Welcome to the blog of the Consulting Editors Alliance. This is our forum for sharing views on the wonderful, bizarre, enormously frustrating and satisfying (depends on the day) world of book publishing and our roles in it as freelance editors, writing collaborators, and ghostwriters. Please join the conversation!

Thursday, May 19, 2011

The Only Advertisement Most Books Ever Get

I enjoyed the feature in the Times Book Review last week showing rejected book cover designs, but this version is so much better, since it presents the "winning" designs alongside for easy comparison.

The next logical step: Publishers should present two or three alternative designs online and let prospective readers choose their favorite.  Better still, the publisher could count the "votes" by inviting readers to click on book covers for more information or to pre-order the title.  The image that draws the most clicks would be the one to get printed.

This is such an obvious use of social media that I am baffled as to why it hasn't already been done.  Unless it has, in which case I would love to hear about it.

6 comments:

  1. I don't know if it's been done, but what an interesting idea, and a great way to build pre-pub buzz. You could also use it in a raffle-like way - the first X number of people to vote get a bound galley.

    I admit that part of me shivers when I think about adding more voices and opinions to the mix for book jackets - they are so fraught as it is with group decisionmaking. But if you can get it down to 2-3 versions the publisher (and the author!) feel they could go with, then whatever the final verdict turns out to be, it might be something of a relief to put the final determination in public hands.

    ReplyDelete
  2. I understand your shivers. It can be torture when a roomful of people spend 20 minutes debating a cover design based on nothing but intuition and subjective individual reactions. But after all the purpose of the cover is to get people to pick up the book--so having actual data about what people are attracted to, rather than having to guess as we now do, might be a useful way to end the pointless debates rather than to extend them.

    ReplyDelete
  3. At the risk of sounding elitist, this sounds like a surefire way to arrive at the lowest common denominator. I remember sitting with a roomful of people talking about which jacket design would be most appropriate for a book most of them hadn't read. Now you're inviting an untold number of people who not only haven't read the book but who also may know nothing about design and in fact never read to vote on the "best jacket." Is this really a good idea? Has anyone ever watched The People's Choice Awards?

    ReplyDelete
  4. Notice what I said in my post: The idea would be to pre-test covers by seeing which one people click on "for more information or to pre-order the title." So we are polling people who are interested in buying books, not people who never read.

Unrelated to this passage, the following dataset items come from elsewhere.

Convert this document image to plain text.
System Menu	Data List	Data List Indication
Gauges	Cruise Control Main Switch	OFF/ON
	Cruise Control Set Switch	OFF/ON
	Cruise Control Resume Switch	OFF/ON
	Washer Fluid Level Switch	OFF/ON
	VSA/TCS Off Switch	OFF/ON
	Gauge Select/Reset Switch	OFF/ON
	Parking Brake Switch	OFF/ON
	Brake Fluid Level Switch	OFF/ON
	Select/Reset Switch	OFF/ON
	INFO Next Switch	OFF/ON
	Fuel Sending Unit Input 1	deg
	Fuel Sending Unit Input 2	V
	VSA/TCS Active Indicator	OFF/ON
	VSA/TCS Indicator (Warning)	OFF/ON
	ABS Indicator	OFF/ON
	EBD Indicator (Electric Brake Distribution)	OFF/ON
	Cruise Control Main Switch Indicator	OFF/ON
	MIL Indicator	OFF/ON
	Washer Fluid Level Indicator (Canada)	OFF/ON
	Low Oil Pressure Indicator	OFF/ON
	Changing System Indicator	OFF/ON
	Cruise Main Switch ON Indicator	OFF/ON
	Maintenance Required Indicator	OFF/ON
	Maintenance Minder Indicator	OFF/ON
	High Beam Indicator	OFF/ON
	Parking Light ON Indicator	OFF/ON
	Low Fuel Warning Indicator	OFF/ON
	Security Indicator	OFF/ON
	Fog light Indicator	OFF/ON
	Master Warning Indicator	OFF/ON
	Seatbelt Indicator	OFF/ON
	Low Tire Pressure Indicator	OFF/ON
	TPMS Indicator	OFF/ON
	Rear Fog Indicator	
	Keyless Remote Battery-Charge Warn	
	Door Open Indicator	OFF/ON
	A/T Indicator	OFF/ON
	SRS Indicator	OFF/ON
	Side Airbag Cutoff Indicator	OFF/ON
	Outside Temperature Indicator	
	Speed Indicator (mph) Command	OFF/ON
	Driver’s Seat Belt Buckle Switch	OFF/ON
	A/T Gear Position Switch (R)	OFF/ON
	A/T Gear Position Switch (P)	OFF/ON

    Then there's the "elitism" issue. There's a fine line here. If I were working on a brilliant literary work that I was convinced had lasting esthetic value, and if a designer had come up with a cover that captured the book's meaning in a magnificently creative fashion that all the key players (including the marketing chief, the editor, and the author) loved, then I certainly wouldn't submit the design to a vote by readers.

    But if I were working on a good, solid book that I hoped would attract a large number of readers (and make nice money for the publisher and the author in the process), and if a designer had come up with two or three designs all of which were accurate and attractive, and if there was a split decision among the key players as to which design would be most commercially successful, then actually testing the options by submitting them to readers would seem to me to be a very useful process.

    Yes, this is more akin to creating the package for a new toothpaste than to designing an edition of Ulysses with illustrations by Matisse. But I haven't worked with that many James Joyces or Matisses in my career anyway . . .

    ReplyDelete
  5. That's a lot of "ifs," but, of course, I do see your point. On the other hand, isn't it fun to argue?